Beware: Biases at Play
One of the elements at play is what is called Selective Attention: when people focus on one thing – COVID-19 – other information gets filtered. One great example is the Cocktail Party Effect: although many people are talking at the same time, we are still able to focus on the conversation with the person in front of us: we focus on that conversation, and actively filter out the other conversations.
But Selective Attention can bring us into problems. One consequence of Selective Attention is Inattention Blindness: the failure to notice even very obvious events while focusing on something else. One of the best-known examples is the basketball video. In this video, two small groups are each passing a basketball between their respective members. One group dressed in white t-shirts, another in black. Observers are tasked with counting how many times the group in white passes their basketball. Most people are able to count the number of passes correctly, using Selective Attention to discard the passes from the other group. But at the same time, most people fail to observe that a big black gorilla passes by at the same time although it is very obvious. That is Inattention Blindness.
It doesn’t take much creativity to see how Selective Attention and Inattention Blindness impact our ability to judge and react to existing, non COVID-19 related risks. That is why organizations need to put in place some measures or strategies that tackle those biases.
A Couple of Suggestions
A first potential strategy is to use the knowledge of your existing SIF (Serious Injury and Fatality) strategy. Through this strategy, you have analyzed existing and potential SIF events and identified precursors for those events. While COVID-19 in itself is likely not captured anywhere in your SIF database, you can review which precursors are more likely to happen with the implementation of the COVID-19 measures. In the example of the regional HSE manager above, one might review where or when a failure in critical safety communication was part of existing precursors and question how social distancing has an impact on the occurrence of those precursors.

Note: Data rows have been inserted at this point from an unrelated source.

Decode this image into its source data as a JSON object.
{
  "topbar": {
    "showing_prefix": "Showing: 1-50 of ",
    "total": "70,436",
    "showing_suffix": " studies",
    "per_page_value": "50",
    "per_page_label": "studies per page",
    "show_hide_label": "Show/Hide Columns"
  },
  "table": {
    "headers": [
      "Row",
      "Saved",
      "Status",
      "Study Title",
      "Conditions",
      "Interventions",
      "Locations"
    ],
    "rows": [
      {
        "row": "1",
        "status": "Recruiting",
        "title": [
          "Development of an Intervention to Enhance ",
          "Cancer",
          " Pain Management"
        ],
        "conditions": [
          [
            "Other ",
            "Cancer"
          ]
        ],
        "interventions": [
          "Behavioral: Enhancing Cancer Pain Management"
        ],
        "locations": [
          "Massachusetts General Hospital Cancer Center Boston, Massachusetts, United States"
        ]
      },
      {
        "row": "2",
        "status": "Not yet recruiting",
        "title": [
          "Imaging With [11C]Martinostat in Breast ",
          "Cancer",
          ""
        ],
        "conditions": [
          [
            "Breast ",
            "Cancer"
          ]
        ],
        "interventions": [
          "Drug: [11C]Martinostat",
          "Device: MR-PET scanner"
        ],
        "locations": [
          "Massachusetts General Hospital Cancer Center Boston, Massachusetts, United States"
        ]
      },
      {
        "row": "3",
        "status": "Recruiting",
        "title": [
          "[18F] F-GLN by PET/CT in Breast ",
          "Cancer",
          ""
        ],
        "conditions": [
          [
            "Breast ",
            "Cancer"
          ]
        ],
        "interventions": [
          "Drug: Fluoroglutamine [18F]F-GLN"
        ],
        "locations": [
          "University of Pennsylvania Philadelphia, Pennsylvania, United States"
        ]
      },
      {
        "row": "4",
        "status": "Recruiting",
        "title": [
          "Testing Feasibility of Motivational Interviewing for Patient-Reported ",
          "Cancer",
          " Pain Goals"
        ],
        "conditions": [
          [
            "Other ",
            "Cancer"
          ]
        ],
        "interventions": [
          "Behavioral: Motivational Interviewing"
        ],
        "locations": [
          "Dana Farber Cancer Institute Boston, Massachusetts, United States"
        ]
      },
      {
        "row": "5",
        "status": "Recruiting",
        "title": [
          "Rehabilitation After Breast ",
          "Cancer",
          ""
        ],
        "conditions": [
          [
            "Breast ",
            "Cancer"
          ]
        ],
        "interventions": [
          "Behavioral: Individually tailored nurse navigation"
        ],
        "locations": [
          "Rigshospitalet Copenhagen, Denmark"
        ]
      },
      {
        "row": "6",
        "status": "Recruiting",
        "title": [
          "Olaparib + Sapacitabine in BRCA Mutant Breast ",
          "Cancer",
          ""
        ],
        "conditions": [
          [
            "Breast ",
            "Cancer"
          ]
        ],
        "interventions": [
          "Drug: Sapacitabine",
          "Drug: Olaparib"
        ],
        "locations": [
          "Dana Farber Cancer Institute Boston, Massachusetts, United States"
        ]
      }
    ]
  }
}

Alternatively, you can assign a group that looks at all of the measures through a ‘normal work’ lens: ask them to ignore the fact that there is something like COVID-19 and judge the measures on their soundness and viability. In other words, we are using Selective Attention to help them judge our own decisions. I am certain that this will create multiple discussions with the COVID-19 crisis team… but that’s exactly the point!
So let’s not dismiss the risks of COVID-19. At the same time, let’s not dismiss existing or newly created risks, and put in place measures and strategies that provide equal attention to both.